Landaverde told Fox News Latino that Solorzano will stay with him for between 3 to 6 months until his attorney can clarify his case with the Homeland Security Department.

“He is a person with a daughter and wife with cancer and family and he’s part of a community that’s supporting him. He’s showing us he’s a good Christian man with good values. He’s been working. He owns a small landscaping business. He pays taxes, and yes he made a mistake,”Landaverde said. He added, “His case is a misdemeanor. It isn’t a felony. We sometimes drive without a license. We’re U.S. citizens. We’re busy and we forget and police stop us, but we’re innocent until they declare us guilty. The case is now closed and it’s not a felony.”

Landaverde insists that if someone were to come to him asking for sanctuary, and the person is a drug dealer or murderer, he would call authorities and have him or her deported.

A church cannot offer actual legal protection from federal immigration officials. But, federal immigration officials have said that they will follow a 2011 policy to avoid entering schools, hospitals, churches, synagogues, mosques or other religious-based institutions to arrest people who are in the country illegally – the exception would involve national security or a threat of terrorism.

"He failed to depart as required, which created for him a final order of removal," Gail Montenegro, a spokeswoman with U.S. Immigration and Customs Enforcement, said in an email to the Chicago Tribune.

"As an alien convicted of a significant misdemeanor and who has been issued a final order of removal ... (he) is an ICE enforcement priority."

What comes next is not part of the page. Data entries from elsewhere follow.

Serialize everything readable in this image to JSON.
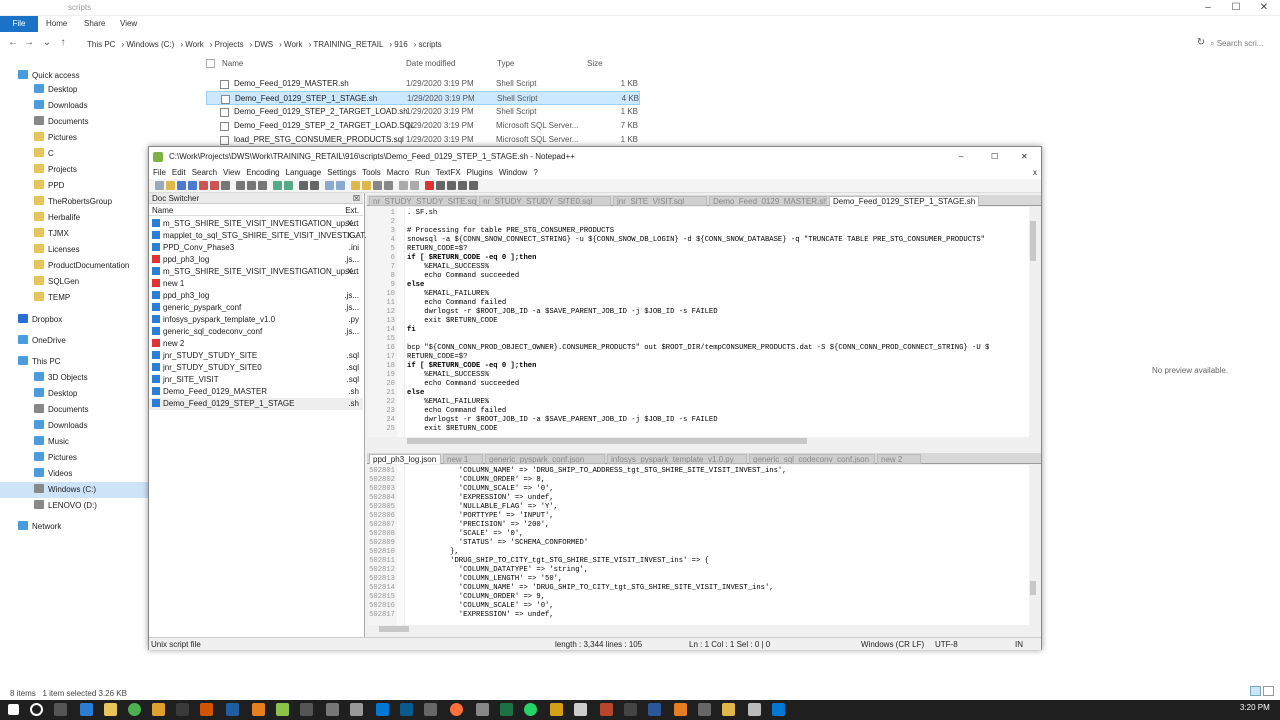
{
  "explorer": {
    "title": "scripts",
    "ribbon": {
      "file": "File",
      "home": "Home",
      "share": "Share",
      "view": "View"
    },
    "path": [
      "This PC",
      "Windows (C:)",
      "Work",
      "Projects",
      "DWS",
      "Work",
      "TRAINING_RETAIL",
      "916",
      "scripts"
    ],
    "search_placeholder": "Search scri...",
    "columns": {
      "name": "Name",
      "date": "Date modified",
      "type": "Type",
      "size": "Size"
    },
    "files": [
      {
        "name": "Demo_Feed_0129_MASTER.sh",
        "date": "1/29/2020 3:19 PM",
        "type": "Shell Script",
        "size": "1 KB"
      },
      {
        "name": "Demo_Feed_0129_STEP_1_STAGE.sh",
        "date": "1/29/2020 3:19 PM",
        "type": "Shell Script",
        "size": "4 KB"
      },
      {
        "name": "Demo_Feed_0129_STEP_2_TARGET_LOAD.sh",
        "date": "1/29/2020 3:19 PM",
        "type": "Shell Script",
        "size": "1 KB"
      },
      {
        "name": "Demo_Feed_0129_STEP_2_TARGET_LOAD.SQL",
        "date": "1/29/2020 3:19 PM",
        "type": "Microsoft SQL Server...",
        "size": "7 KB"
      },
      {
        "name": "load_PRE_STG_CONSUMER_PRODUCTS.sql",
        "date": "1/29/2020 3:19 PM",
        "type": "Microsoft SQL Server...",
        "size": "1 KB"
      }
    ],
    "nav": [
      "Quick access",
      "Desktop",
      "Downloads",
      "Documents",
      "Pictures",
      "C",
      "Projects",
      "PPD",
      "TheRobertsGroup",
      "Herbalife",
      "TJMX",
      "Licenses",
      "ProductDocumentation",
      "SQLGen",
      "TEMP",
      "Dropbox",
      "OneDrive",
      "This PC",
      "3D Objects",
      "Desktop",
      "Documents",
      "Downloads",
      "Music",
      "Pictures",
      "Videos",
      "Windows (C:)",
      "LENOVO (D:)",
      "Network"
    ],
    "no_preview": "No preview available.",
    "status_items": "8 items",
    "status_selected": "1 item selected  3.26 KB"
  },
  "npp": {
    "title": "C:\\Work\\Projects\\DWS\\Work\\TRAINING_RETAIL\\916\\scripts\\Demo_Feed_0129_STEP_1_STAGE.sh - Notepad++",
    "menu": [
      "File",
      "Edit",
      "Search",
      "View",
      "Encoding",
      "Language",
      "Settings",
      "Tools",
      "Macro",
      "Run",
      "TextFX",
      "Plugins",
      "Window",
      "?"
    ],
    "doc_switcher": "Doc Switcher",
    "doc_cols": {
      "name": "Name",
      "ext": "Ext."
    },
    "docs": [
      {
        "name": "m_STG_SHIRE_SITE_VISIT_INVESTIGATION_upsert",
        "ext": ".X..."
      },
      {
        "name": "mapplet_to_sql_STG_SHIRE_SITE_VISIT_INVESTIGAT...",
        "ext": ".X..."
      },
      {
        "name": "PPD_Conv_Phase3",
        "ext": ".ini"
      },
      {
        "name": "ppd_ph3_log",
        "ext": ".js..."
      },
      {
        "name": "m_STG_SHIRE_SITE_VISIT_INVESTIGATION_upsert",
        "ext": ".X..."
      },
      {
        "name": "new 1",
        "ext": ""
      },
      {
        "name": "ppd_ph3_log",
        "ext": ".js..."
      },
      {
        "name": "generic_pyspark_conf",
        "ext": ".js..."
      },
      {
        "name": "infosys_pyspark_template_v1.0",
        "ext": ".py"
      },
      {
        "name": "generic_sql_codeconv_conf",
        "ext": ".js..."
      },
      {
        "name": "new 2",
        "ext": ""
      },
      {
        "name": "jnr_STUDY_STUDY_SITE",
        "ext": ".sql"
      },
      {
        "name": "jnr_STUDY_STUDY_SITE0",
        "ext": ".sql"
      },
      {
        "name": "jnr_SITE_VISIT",
        "ext": ".sql"
      },
      {
        "name": "Demo_Feed_0129_MASTER",
        "ext": ".sh"
      },
      {
        "name": "Demo_Feed_0129_STEP_1_STAGE",
        "ext": ".sh"
      }
    ],
    "top_tabs": [
      "nr_STUDY_STUDY_SITE.sql",
      "nr_STUDY_STUDY_SITE0.sql",
      "jnr_SITE_VISIT.sql",
      "Demo_Feed_0129_MASTER.sh",
      "Demo_Feed_0129_STEP_1_STAGE.sh"
    ],
    "bottom_tabs": [
      "ppd_ph3_log.json",
      "new 1",
      "generic_pyspark_conf.json",
      "infosys_pyspark_template_v1.0.py",
      "generic_sql_codeconv_conf.json",
      "new 2"
    ],
    "top_lines": [
      {
        "n": "1",
        "t": ". SF.sh"
      },
      {
        "n": "2",
        "t": ""
      },
      {
        "n": "3",
        "t": "# Processing for table PRE_STG_CONSUMER_PRODUCTS"
      },
      {
        "n": "4",
        "t": "snowsql -a ${CONN_SNOW_CONNECT_STRING} -u ${CONN_SNOW_DB_LOGIN} -d ${CONN_SNOW_DATABASE} -q \"TRUNCATE TABLE PRE_STG_CONSUMER_PRODUCTS\""
      },
      {
        "n": "5",
        "t": "RETURN_CODE=$?"
      },
      {
        "n": "6",
        "t": "if [ $RETURN_CODE -eq 0 ];then"
      },
      {
        "n": "7",
        "t": "    %EMAIL_SUCCESS%"
      },
      {
        "n": "8",
        "t": "    echo Command succeeded"
      },
      {
        "n": "9",
        "t": "else"
      },
      {
        "n": "10",
        "t": "    %EMAIL_FAILURE%"
      },
      {
        "n": "11",
        "t": "    echo Command failed"
      },
      {
        "n": "12",
        "t": "    dwrlogst -r $ROOT_JOB_ID -a $SAVE_PARENT_JOB_ID -j $JOB_ID -s FAILED"
      },
      {
        "n": "13",
        "t": "    exit $RETURN_CODE"
      },
      {
        "n": "14",
        "t": "fi"
      },
      {
        "n": "15",
        "t": ""
      },
      {
        "n": "16",
        "t": "bcp \"${CONN_CONN_PROD_OBJECT_OWNER}.CONSUMER_PRODUCTS\" out $ROOT_DIR/tempCONSUMER_PRODUCTS.dat -S ${CONN_CONN_PROD_CONNECT_STRING} -U $"
      },
      {
        "n": "17",
        "t": "RETURN_CODE=$?"
      },
      {
        "n": "18",
        "t": "if [ $RETURN_CODE -eq 0 ];then"
      },
      {
        "n": "19",
        "t": "    %EMAIL_SUCCESS%"
      },
      {
        "n": "20",
        "t": "    echo Command succeeded"
      },
      {
        "n": "21",
        "t": "else"
      },
      {
        "n": "22",
        "t": "    %EMAIL_FAILURE%"
      },
      {
        "n": "23",
        "t": "    echo Command failed"
      },
      {
        "n": "24",
        "t": "    dwrlogst -r $ROOT_JOB_ID -a $SAVE_PARENT_JOB_ID -j $JOB_ID -s FAILED"
      },
      {
        "n": "25",
        "t": "    exit $RETURN_CODE"
      }
    ],
    "bottom_lines": [
      {
        "n": "502801",
        "t": "            'COLUMN_NAME' => 'DRUG_SHIP_TO_ADDRESS_tgt_STG_SHIRE_SITE_VISIT_INVEST_ins',"
      },
      {
        "n": "502802",
        "t": "            'COLUMN_ORDER' => 8,"
      },
      {
        "n": "502803",
        "t": "            'COLUMN_SCALE' => '0',"
      },
      {
        "n": "502804",
        "t": "            'EXPRESSION' => undef,"
      },
      {
        "n": "502805",
        "t": "            'NULLABLE_FLAG' => 'Y',"
      },
      {
        "n": "502806",
        "t": "            'PORTTYPE' => 'INPUT',"
      },
      {
        "n": "502807",
        "t": "            'PRECISION' => '200',"
      },
      {
        "n": "502808",
        "t": "            'SCALE' => '0',"
      },
      {
        "n": "502809",
        "t": "            'STATUS' => 'SCHEMA_CONFORMED'"
      },
      {
        "n": "502810",
        "t": "          },"
      },
      {
        "n": "502811",
        "t": "          'DRUG_SHIP_TO_CITY_tgt_STG_SHIRE_SITE_VISIT_INVEST_ins' => {"
      },
      {
        "n": "502812",
        "t": "            'COLUMN_DATATYPE' => 'string',"
      },
      {
        "n": "502813",
        "t": "            'COLUMN_LENGTH' => '50',"
      },
      {
        "n": "502814",
        "t": "            'COLUMN_NAME' => 'DRUG_SHIP_TO_CITY_tgt_STG_SHIRE_SITE_VISIT_INVEST_ins',"
      },
      {
        "n": "502815",
        "t": "            'COLUMN_ORDER' => 9,"
      },
      {
        "n": "502816",
        "t": "            'COLUMN_SCALE' => '0',"
      },
      {
        "n": "502817",
        "t": "            'EXPRESSION' => undef,"
      }
    ],
    "status": {
      "type": "Unix script file",
      "length": "length : 3,344    lines : 105",
      "pos": "Ln : 1    Col : 1    Sel : 0 | 0",
      "eol": "Windows (CR LF)",
      "enc": "UTF-8",
      "ins": "IN"
    }
  },
  "taskbar": {
    "time": "3:20 PM"
  }
}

Solorzano’s attorney, Juan Soliz, has asked the courts to allow temporary status for his client.

For now Solorzano and his daughter will stay in Landaverde’s church for as long as he and his daughter require it.

Soliz told the Chicago Tribune that Solorzano has exhausted all of his appeals. He has notified immigration officials of his client’s whereabouts, and he has been “relegated to this desperate position of seeking refuge in the church.”